Adam Isacson, a border security analyst with the Washington Office on Latin America, called the decline “remarkable.”

Isacson attributed the decrease to both the Mexican crackdown and the expectation in May that the pandemic-related public health order Title 42 was going to be lifted. Such a lifting would have made it easier for greater numbers of migrants and asylum-seekers to cross the border and fight for a right to stay in courts or before asylum officers. Its lifting is now caught up in litigation brought by Texas and other Republican-led states.

“May was Mexico’s fourth heaviest month ever in apprehensions,” Isacson said. “It is possible that it pushed [U.S. numbers] down a bit.”

In the U.S., around half of the migrants arrested, or 44 %, were processed and sent back under a public health order known as Title 42. Title 42 dates back to the administration of former President Donald Trump and began during the start of the pandemic in March 2020.

Title 42 has now been used more than 2 million times to quickly expel migrants from the U.S. But because there are no legal consequences, many migrants and asylum-seekers cross again. In June, CBP officials said about a quarter of those encountered had tried before.

That legal fact inflates border arrests, immigration experts and the federal government have said. The number of arrests isn’t equal to the number of migrants.

There are some exemptions to Title 42 processing. Among them are unaccompanied migrant children traveling without a parent or legal guardian.

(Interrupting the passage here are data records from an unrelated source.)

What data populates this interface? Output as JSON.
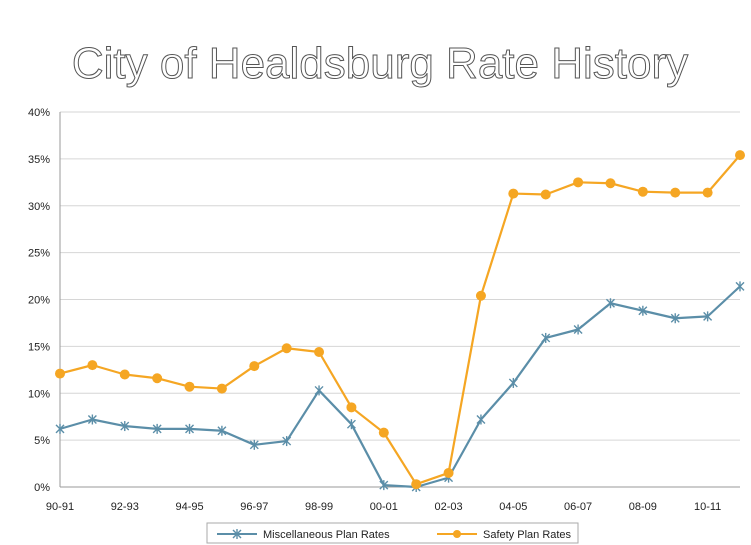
{
  "chart_data": {
    "type": "line",
    "title": "City of Healdsburg Rate History",
    "xlabel": "",
    "ylabel": "",
    "x": [
      "90-91",
      "91-92",
      "92-93",
      "93-94",
      "94-95",
      "95-96",
      "96-97",
      "97-98",
      "98-99",
      "99-00",
      "00-01",
      "01-02",
      "02-03",
      "03-04",
      "04-05",
      "05-06",
      "06-07",
      "07-08",
      "08-09",
      "09-10",
      "10-11",
      "11-12"
    ],
    "x_tick_labels": [
      "90-91",
      "92-93",
      "94-95",
      "96-97",
      "98-99",
      "00-01",
      "02-03",
      "04-05",
      "06-07",
      "08-09",
      "10-11"
    ],
    "ylim": [
      0,
      40
    ],
    "y_ticks": [
      0,
      5,
      10,
      15,
      20,
      25,
      30,
      35,
      40
    ],
    "y_tick_labels": [
      "0%",
      "5%",
      "10%",
      "15%",
      "20%",
      "25%",
      "30%",
      "35%",
      "40%"
    ],
    "grid": true,
    "legend_position": "bottom",
    "series": [
      {
        "name": "Miscellaneous Plan Rates",
        "color": "#5b8ea8",
        "marker": "star",
        "values": [
          6.2,
          7.2,
          6.5,
          6.2,
          6.2,
          6.0,
          4.5,
          4.9,
          10.3,
          6.7,
          0.2,
          0.0,
          1.0,
          7.2,
          11.1,
          15.9,
          16.8,
          19.6,
          18.8,
          18.0,
          18.2,
          21.4
        ]
      },
      {
        "name": "Safety Plan Rates",
        "color": "#f5a623",
        "marker": "circle",
        "values": [
          12.1,
          13.0,
          12.0,
          11.6,
          10.7,
          10.5,
          12.9,
          14.8,
          14.4,
          8.5,
          5.8,
          0.3,
          1.5,
          20.4,
          31.3,
          31.2,
          32.5,
          32.4,
          31.5,
          31.4,
          31.4,
          35.4
        ]
      }
    ]
  }
}
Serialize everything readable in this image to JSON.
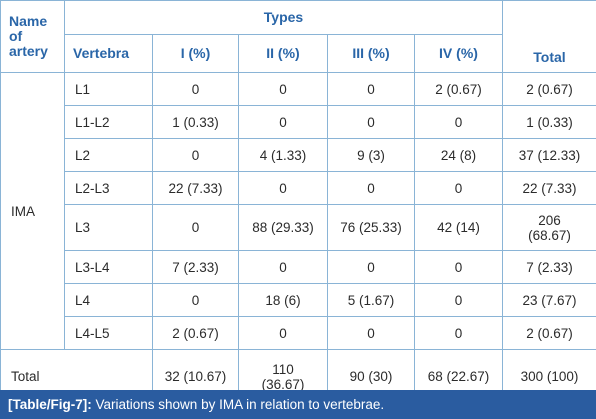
{
  "header": {
    "name_of_artery": "Name of artery",
    "types": "Types",
    "vertebra": "Vertebra",
    "type_i": "I (%)",
    "type_ii": "II (%)",
    "type_iii": "III (%)",
    "type_iv": "IV (%)",
    "total": "Total"
  },
  "artery": "IMA",
  "rows": [
    {
      "vertebra": "L1",
      "i": "0",
      "ii": "0",
      "iii": "0",
      "iv": "2 (0.67)",
      "total": "2 (0.67)"
    },
    {
      "vertebra": "L1-L2",
      "i": "1 (0.33)",
      "ii": "0",
      "iii": "0",
      "iv": "0",
      "total": "1 (0.33)"
    },
    {
      "vertebra": "L2",
      "i": "0",
      "ii": "4 (1.33)",
      "iii": "9 (3)",
      "iv": "24 (8)",
      "total": "37 (12.33)"
    },
    {
      "vertebra": "L2-L3",
      "i": "22 (7.33)",
      "ii": "0",
      "iii": "0",
      "iv": "0",
      "total": "22 (7.33)"
    },
    {
      "vertebra": "L3",
      "i": "0",
      "ii": "88 (29.33)",
      "iii": "76 (25.33)",
      "iv": "42 (14)",
      "total": "206 (68.67)"
    },
    {
      "vertebra": "L3-L4",
      "i": "7 (2.33)",
      "ii": "0",
      "iii": "0",
      "iv": "0",
      "total": "7 (2.33)"
    },
    {
      "vertebra": "L4",
      "i": "0",
      "ii": "18 (6)",
      "iii": "5 (1.67)",
      "iv": "0",
      "total": "23 (7.67)"
    },
    {
      "vertebra": "L4-L5",
      "i": "2 (0.67)",
      "ii": "0",
      "iii": "0",
      "iv": "0",
      "total": "2 (0.67)"
    }
  ],
  "total_row": {
    "label": "Total",
    "i": "32 (10.67)",
    "ii": "110 (36.67)",
    "iii": "90 (30)",
    "iv": "68 (22.67)",
    "total": "300 (100)"
  },
  "caption": {
    "ref": "[Table/Fig-7]:",
    "text": "Variations shown by IMA in relation to vertebrae."
  },
  "colors": {
    "header_text": "#2a66a8",
    "border": "#8ab4d6",
    "caption_bg": "#2a5ca0"
  }
}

Those numbers increased 4% in June, compared to May, for an average of about 752 children arriving daily.

Overall, Mexicans have led in the number of those caught by the Border Patrol this year, with large numbers from Guatemala, Honduras, Cuba, Venezuela, Nicaragua and Colombia.

Raul, a 36-year-old Mexican immigrant who wouldn’t give his surname, stood outside a grocery store in Del Río. He was headed for the healthier economy of New Orleans to work, and already he had escaped Border Patrol detection, he said. “Mexico is in bad shape,” he said.